Fidèles à leur tradition, les pompiers du Service incendie de la Ville de La Tuque ont participé au barrage routier. Ils ont remis un montant record de 8753 $ au Gâteau latuquois.

Le Gâteau latuquois amasse 84 236 $

La Tuque — Le Gâteau latuquois est une véritable tradition de la période des Fêtes à La Tuque. Encore une fois, la population du Haut Saint-Maurice a fait preuve d’une grande générosité dimanche. La 56e édition, présentée au Complexe culturel Félix-Leclerc, a permis d’amasser 84 236 dollars pour venir en aide aux gens dans le besoin. L’argent récolté sera remis en totalité au Centre de bénévolat qui le répartit aux plus démunis.

«Les gens y croient. Aujourd’hui, c’était extraordinaire. Les gens faisaient la file pour les tirages, la salle était pleine par moments, c’est un véritable happening familial. On a vu des gens de toutes les générations. On ne peut pas faire autrement qu’être fiers des gens de La Tuque quand on assiste à une journée comme celle-là. La générosité des gens et des commerces locaux ne fait pas défaut. C’est une grande fête latuquoise», a souligné le président du Centre de bénévolat de La Tuque, Alain Riendeau.
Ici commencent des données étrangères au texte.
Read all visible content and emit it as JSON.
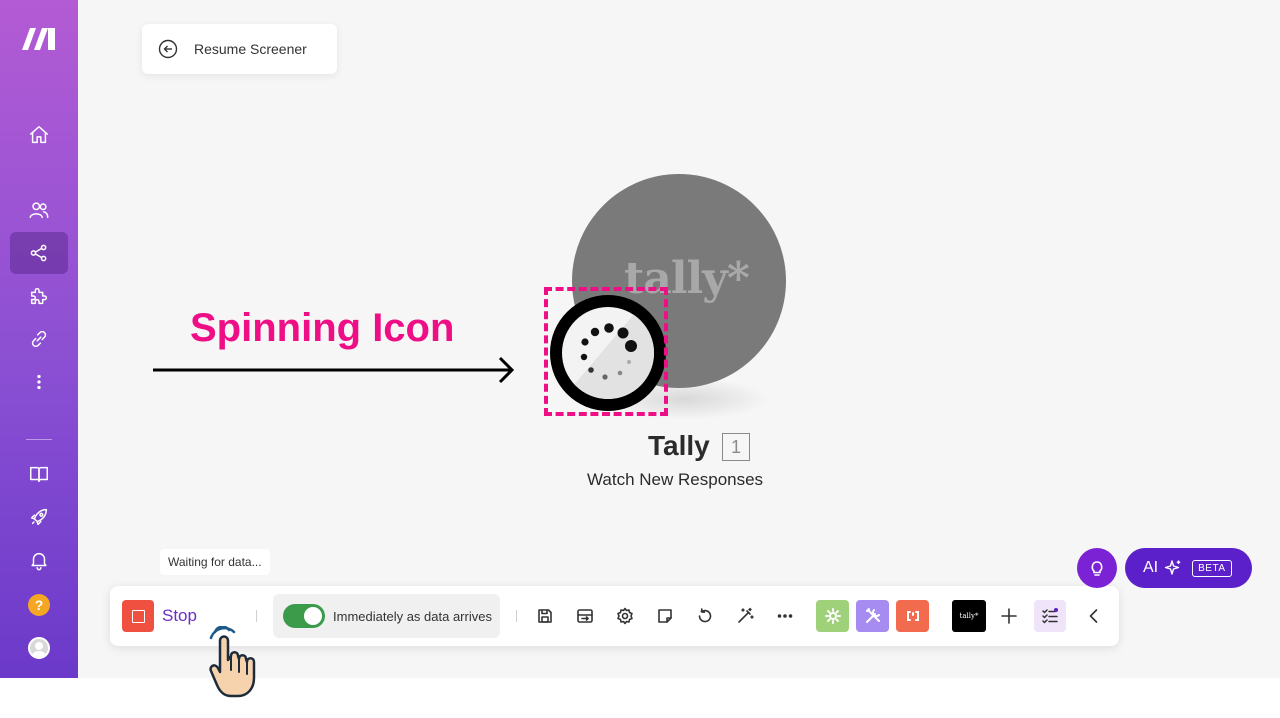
{
  "sidebar": {
    "logo": "make-logo",
    "items": [
      {
        "name": "home",
        "icon": "home-icon"
      },
      {
        "name": "team",
        "icon": "users-icon"
      },
      {
        "name": "scenarios",
        "icon": "share-nodes-icon",
        "active": true
      },
      {
        "name": "apps",
        "icon": "puzzle-icon"
      },
      {
        "name": "connections",
        "icon": "link-icon"
      },
      {
        "name": "more",
        "icon": "more-vertical-icon"
      },
      {
        "name": "docs",
        "icon": "book-icon"
      },
      {
        "name": "launch",
        "icon": "rocket-icon"
      },
      {
        "name": "notifications",
        "icon": "bell-icon"
      },
      {
        "name": "help",
        "icon": "help-icon",
        "text": "?"
      },
      {
        "name": "profile",
        "icon": "avatar-icon"
      }
    ]
  },
  "header": {
    "back_label": "Resume Screener"
  },
  "annotation": {
    "title": "Spinning Icon",
    "color": "#ee0f86"
  },
  "module": {
    "app_logo_text": "tally*",
    "name": "Tally",
    "number": "1",
    "subtitle": "Watch New Responses"
  },
  "status": {
    "tooltip": "Waiting for data..."
  },
  "toolbar": {
    "stop_label": "Stop",
    "schedule_label": "Immediately as data arrives",
    "schedule_enabled": true,
    "icons": [
      "save-icon",
      "explain-flow-icon",
      "settings-icon",
      "notes-icon",
      "history-icon",
      "magic-wand-icon",
      "more-icon"
    ],
    "tools": [
      {
        "icon": "gear-icon",
        "color": "#9fd07a"
      },
      {
        "icon": "tools-icon",
        "color": "#a68bf0"
      },
      {
        "icon": "text-parser-icon",
        "color": "#f26b4f"
      }
    ],
    "tally_label": "tally*",
    "add_icon": "plus-icon",
    "list_icon": "checklist-icon",
    "collapse_icon": "chevron-left-icon"
  },
  "assistant": {
    "ai_label": "AI",
    "beta_label": "BETA"
  },
  "colors": {
    "accent": "#6d2fc4",
    "stop": "#f0503f",
    "toggle_on": "#3b9b4a"
  }
}
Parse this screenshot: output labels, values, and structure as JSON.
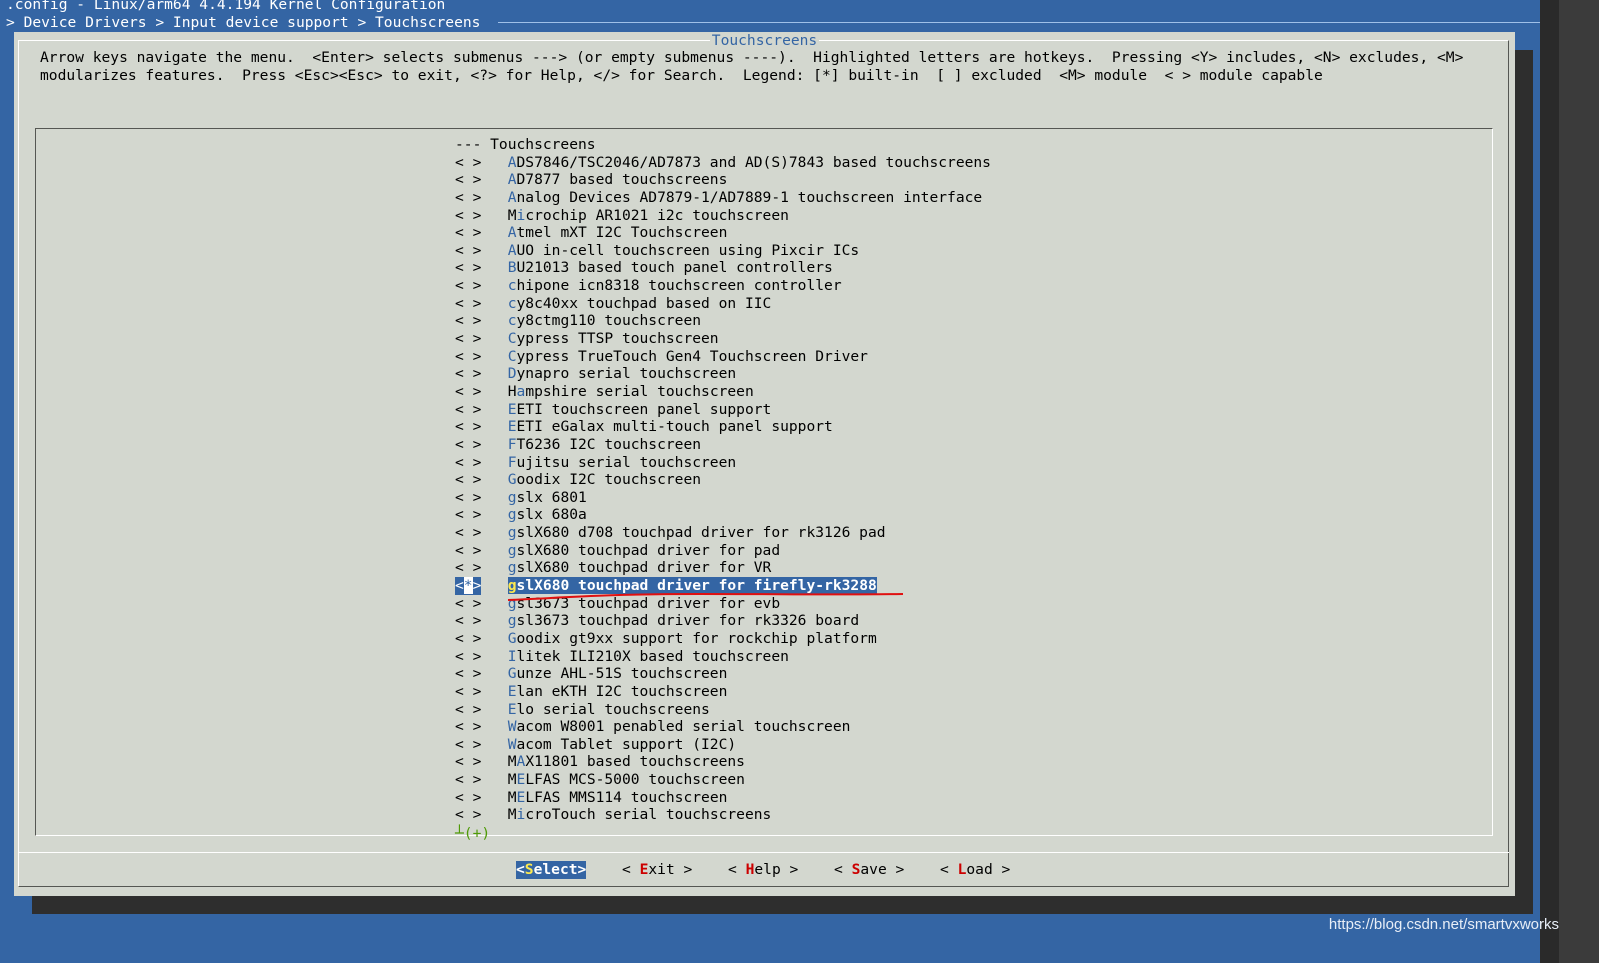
{
  "window": {
    "title": ".config - Linux/arm64 4.4.194 Kernel Configuration",
    "breadcrumb": "> Device Drivers > Input device support > Touchscreens"
  },
  "dialog": {
    "title": "Touchscreens",
    "help_line1": "Arrow keys navigate the menu.  <Enter> selects submenus ---> (or empty submenus ----).  Highlighted letters are hotkeys.  Pressing <Y> includes, <N> excludes, <M>",
    "help_line2": "modularizes features.  Press <Esc><Esc> to exit, <?> for Help, </> for Search.  Legend: [*] built-in  [ ] excluded  <M> module  < > module capable"
  },
  "menu": {
    "header": "--- Touchscreens",
    "more_indicator": "(+)",
    "items": [
      {
        "bracket": "< >",
        "hk": "A",
        "rest": "DS7846/TSC2046/AD7873 and AD(S)7843 based touchscreens"
      },
      {
        "bracket": "< >",
        "hk": "A",
        "rest": "D7877 based touchscreens"
      },
      {
        "bracket": "< >",
        "hk": "A",
        "rest": "nalog Devices AD7879-1/AD7889-1 touchscreen interface"
      },
      {
        "bracket": "< >",
        "pre": "M",
        "hk": "i",
        "rest": "crochip AR1021 i2c touchscreen"
      },
      {
        "bracket": "< >",
        "hk": "A",
        "rest": "tmel mXT I2C Touchscreen"
      },
      {
        "bracket": "< >",
        "hk": "A",
        "rest": "UO in-cell touchscreen using Pixcir ICs"
      },
      {
        "bracket": "< >",
        "hk": "B",
        "rest": "U21013 based touch panel controllers"
      },
      {
        "bracket": "< >",
        "hk": "c",
        "rest": "hipone icn8318 touchscreen controller"
      },
      {
        "bracket": "< >",
        "hk": "c",
        "rest": "y8c40xx touchpad based on IIC"
      },
      {
        "bracket": "< >",
        "hk": "c",
        "rest": "y8ctmg110 touchscreen"
      },
      {
        "bracket": "< >",
        "hk": "C",
        "rest": "ypress TTSP touchscreen"
      },
      {
        "bracket": "< >",
        "hk": "C",
        "rest": "ypress TrueTouch Gen4 Touchscreen Driver"
      },
      {
        "bracket": "< >",
        "hk": "D",
        "rest": "ynapro serial touchscreen"
      },
      {
        "bracket": "< >",
        "pre": "H",
        "hk": "a",
        "rest": "mpshire serial touchscreen"
      },
      {
        "bracket": "< >",
        "hk": "E",
        "rest": "ETI touchscreen panel support"
      },
      {
        "bracket": "< >",
        "hk": "E",
        "rest": "ETI eGalax multi-touch panel support"
      },
      {
        "bracket": "< >",
        "hk": "F",
        "rest": "T6236 I2C touchscreen"
      },
      {
        "bracket": "< >",
        "hk": "F",
        "rest": "ujitsu serial touchscreen"
      },
      {
        "bracket": "< >",
        "hk": "G",
        "rest": "oodix I2C touchscreen"
      },
      {
        "bracket": "< >",
        "hk": "g",
        "rest": "slx 6801"
      },
      {
        "bracket": "< >",
        "hk": "g",
        "rest": "slx 680a"
      },
      {
        "bracket": "< >",
        "hk": "g",
        "rest": "slX680 d708 touchpad driver for rk3126 pad"
      },
      {
        "bracket": "< >",
        "hk": "g",
        "rest": "slX680 touchpad driver for pad"
      },
      {
        "bracket": "< >",
        "hk": "g",
        "rest": "slX680 touchpad driver for VR"
      },
      {
        "bracket": "<*>",
        "hk": "g",
        "rest": "slX680 touchpad driver for firefly-rk3288",
        "selected": true
      },
      {
        "bracket": "< >",
        "hk": "g",
        "rest": "sl3673 touchpad driver for evb"
      },
      {
        "bracket": "< >",
        "hk": "g",
        "rest": "sl3673 touchpad driver for rk3326 board"
      },
      {
        "bracket": "< >",
        "hk": "G",
        "rest": "oodix gt9xx support for rockchip platform"
      },
      {
        "bracket": "< >",
        "hk": "I",
        "rest": "litek ILI210X based touchscreen"
      },
      {
        "bracket": "< >",
        "hk": "G",
        "rest": "unze AHL-51S touchscreen"
      },
      {
        "bracket": "< >",
        "hk": "E",
        "rest": "lan eKTH I2C touchscreen"
      },
      {
        "bracket": "< >",
        "hk": "E",
        "rest": "lo serial touchscreens"
      },
      {
        "bracket": "< >",
        "hk": "W",
        "rest": "acom W8001 penabled serial touchscreen"
      },
      {
        "bracket": "< >",
        "hk": "W",
        "rest": "acom Tablet support (I2C)"
      },
      {
        "bracket": "< >",
        "pre": "M",
        "hk": "A",
        "rest": "X11801 based touchscreens"
      },
      {
        "bracket": "< >",
        "pre": "M",
        "hk": "E",
        "rest": "LFAS MCS-5000 touchscreen"
      },
      {
        "bracket": "< >",
        "pre": "M",
        "hk": "E",
        "rest": "LFAS MMS114 touchscreen"
      },
      {
        "bracket": "< >",
        "pre": "M",
        "hk": "i",
        "rest": "croTouch serial touchscreens"
      }
    ]
  },
  "buttons": [
    {
      "pre": "<",
      "hk": "S",
      "rest": "elect>",
      "active": true
    },
    {
      "pre": "< ",
      "hk": "E",
      "rest": "xit >"
    },
    {
      "pre": "< ",
      "hk": "H",
      "rest": "elp >"
    },
    {
      "pre": "< ",
      "hk": "S",
      "rest": "ave >"
    },
    {
      "pre": "< ",
      "hk": "L",
      "rest": "oad >"
    }
  ],
  "watermark": "https://blog.csdn.net/smartvxworks",
  "colors": {
    "background": "#3465a4",
    "dialog": "#d3d7cf",
    "hotkey": "#3465a4",
    "selection": "#3465a4",
    "button_hotkey": "#cc0000",
    "annotation": "#e01010"
  }
}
Il faut dire que la campagne du Gâteau latuquois est la seule source de financement du Centre de bénévolat. 

«On le répète année après année 100 % des montants qui sont amassés sont versés en totalité au Centre. On est en bas du 3 % en coût administratif», souligne-t-il.

L’organisme doit faire preuve de créativité pour dépenser l’argent le mieux possible. Des partenariats ont d’ailleurs été établis avec d’autres organismes qui œuvrent en sécurité alimentaire. 

«Est-ce que je donne du poisson à quelqu’un, est-ce que je lui donne une canne à pêche ou bien je lui apprends à pêcher? On essaie de faire les trois, parce qu’avant de pêcher avec sa canne à pêche, elle a quand même faim. En partenariat avec les gens du milieu, c’est vraiment ce que l’on cherche à faire», image M. Riendeau.

«On veut aider les gens à se sortir du mieux possible de cette détresse-là. Même si on n’est pas un pays du tiers-monde, il y a une pauvreté bien réelle chez nous. Il y a une souffrance réelle, une détresse réelle… On ne sait pas le jour où le malheur va nous frapper. Personne n’est à l’abri de ça», ajoute-t-il.

L’organisme note également des changements dans les demandes d’aide qu’ils reçoivent. 

«Avec d’autres partenaires qui interviennent auprès de plus démunis, on a senti un déplacement. On dirait que les personnes seules sont plus touchées encore que les familles.»

Les dizaines de bénévoles n’ont pas été les seuls à se manifester en grand nombre. Les artistes latuquois, de tout genre et de tous âges, ont été nombreux à se succéder sur la scène devant une salle souvent pleine.